Each user gets a separate file (results/xp/{username}.json). Avoids write conflicts when multiple RAs work simultaneously. Aggregation happens at display time.

Recursive add() for “add another”

The add command calls itself recursively to allow adding multiple entries in one session without restarting.
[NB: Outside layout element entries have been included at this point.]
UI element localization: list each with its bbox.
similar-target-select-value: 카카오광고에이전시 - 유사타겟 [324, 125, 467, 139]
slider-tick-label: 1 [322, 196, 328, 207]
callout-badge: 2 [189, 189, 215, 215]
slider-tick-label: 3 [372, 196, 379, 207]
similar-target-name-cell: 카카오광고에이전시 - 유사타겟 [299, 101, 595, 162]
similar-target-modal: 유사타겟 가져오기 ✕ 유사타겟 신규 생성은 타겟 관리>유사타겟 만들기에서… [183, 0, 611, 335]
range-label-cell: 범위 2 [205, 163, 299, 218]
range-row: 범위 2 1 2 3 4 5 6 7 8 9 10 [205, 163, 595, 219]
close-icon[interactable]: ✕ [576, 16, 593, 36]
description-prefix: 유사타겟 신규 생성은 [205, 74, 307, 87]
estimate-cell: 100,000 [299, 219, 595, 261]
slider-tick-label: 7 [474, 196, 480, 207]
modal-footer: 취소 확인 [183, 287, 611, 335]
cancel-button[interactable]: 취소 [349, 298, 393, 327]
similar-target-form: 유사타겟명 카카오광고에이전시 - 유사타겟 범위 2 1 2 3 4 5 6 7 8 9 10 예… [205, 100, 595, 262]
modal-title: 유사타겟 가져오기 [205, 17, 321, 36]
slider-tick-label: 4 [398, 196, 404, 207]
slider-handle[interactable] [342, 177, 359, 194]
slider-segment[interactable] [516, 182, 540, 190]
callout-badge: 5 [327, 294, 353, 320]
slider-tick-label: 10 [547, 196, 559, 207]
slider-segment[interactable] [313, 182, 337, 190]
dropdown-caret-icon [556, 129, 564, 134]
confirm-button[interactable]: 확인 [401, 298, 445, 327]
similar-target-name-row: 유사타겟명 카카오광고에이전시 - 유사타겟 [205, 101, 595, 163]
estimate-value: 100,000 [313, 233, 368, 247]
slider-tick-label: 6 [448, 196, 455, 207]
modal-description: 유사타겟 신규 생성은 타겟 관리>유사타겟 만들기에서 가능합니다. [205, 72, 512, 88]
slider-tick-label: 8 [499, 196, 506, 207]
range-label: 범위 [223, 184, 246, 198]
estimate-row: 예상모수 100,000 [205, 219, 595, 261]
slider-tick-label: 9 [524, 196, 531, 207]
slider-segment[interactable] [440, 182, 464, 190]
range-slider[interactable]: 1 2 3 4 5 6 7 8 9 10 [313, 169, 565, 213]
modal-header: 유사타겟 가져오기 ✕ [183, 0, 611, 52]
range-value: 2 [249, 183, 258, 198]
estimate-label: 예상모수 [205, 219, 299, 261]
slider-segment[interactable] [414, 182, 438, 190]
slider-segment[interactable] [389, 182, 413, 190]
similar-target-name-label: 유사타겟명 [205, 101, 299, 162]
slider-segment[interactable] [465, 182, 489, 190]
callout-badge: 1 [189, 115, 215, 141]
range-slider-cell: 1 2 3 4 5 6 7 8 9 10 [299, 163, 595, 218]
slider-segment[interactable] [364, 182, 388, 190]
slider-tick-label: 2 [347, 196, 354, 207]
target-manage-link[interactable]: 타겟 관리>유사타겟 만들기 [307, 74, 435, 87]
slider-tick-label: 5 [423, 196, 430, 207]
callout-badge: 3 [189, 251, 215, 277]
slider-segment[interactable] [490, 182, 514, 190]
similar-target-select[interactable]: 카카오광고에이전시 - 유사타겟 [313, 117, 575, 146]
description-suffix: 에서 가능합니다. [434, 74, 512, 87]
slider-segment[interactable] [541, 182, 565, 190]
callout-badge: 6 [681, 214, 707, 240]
Simple and works well for CLI UX.

Directory Layout

benchmark.translate-zh-cn/
├── data/
│   ├── terms/
│   │   ├── _seed_economics.json   # Seeded terms (read-only, by domain)
│   │   ├── _seed_mathematics.json
│   │   ├── ...                    # 15 seed files total, 314 terms
│   │   └── {username}.json        # Per-user contributions
│   ├── sentences/
│   │   ├── _seed_lectures.json    # 80 sentences from lecture repos
│   │   └── {username}.json
│   └── paragraphs/
│       ├── _seed_lectures.json    # 17 paragraphs with math/code/directives
│       └── {username}.json
├── prompts/
│   ├── default.txt                # General-purpose translation prompt
│   ├── academic.txt               # Academic register emphasis
│   ├── action-basic.txt           # MyST-aware rules (no glossary)
│   └── action-new.txt             # MyST-aware rules + glossary injection
├── scripts/
│   ├── seed_from_glossary.py      # Seed terms from action-translation glossary
│   ├── seed_from_lectures.py      # Seed sentences/paragraphs from lecture repos
│   └── classify_difficulty.py     # Auto-classify term difficulty
├── results/
│   ├── translations/              # User translation attempts (JSONL per user)
│   ├── model-outputs/             # LLM translations (JSONL per model×prompt)
│   ├── judgments/                  # Judge results (JSONL per user)
│   ├── xp/                        # XP totals per user (JSON per user)
│   └── elo.json                   # Model Elo ratings
├── .cache/
│   ├── glossary.json              # Cached glossary from action-translation
│   └── lectures/                  # Cloned lecture repos (gitignored)
├── docs/
│   ├── _static/dashboard/         # Chart.js dashboard + exported JSON
│   └── ...                        # MyST documentation
├── config.yaml                    # Language pair, domains, targets, glossary URL
├── REVIEW.md                      # Design review & gap analysis
└── src/qebench/                   # Python package (see Module Map above)

Configuration

All language-specific settings live in config.yaml:

language_pair:
  source: en
  target: zh-cn

domains:
  - economics
  - mathematics
  - statistics
  # ...

targets:
  terms: 500
  sentences: 100
  paragraphs: 30

The CLI code is language-agnostic — it reads domain lists and targets from config at runtime. This makes it possible to extract the tool for other language pairs later.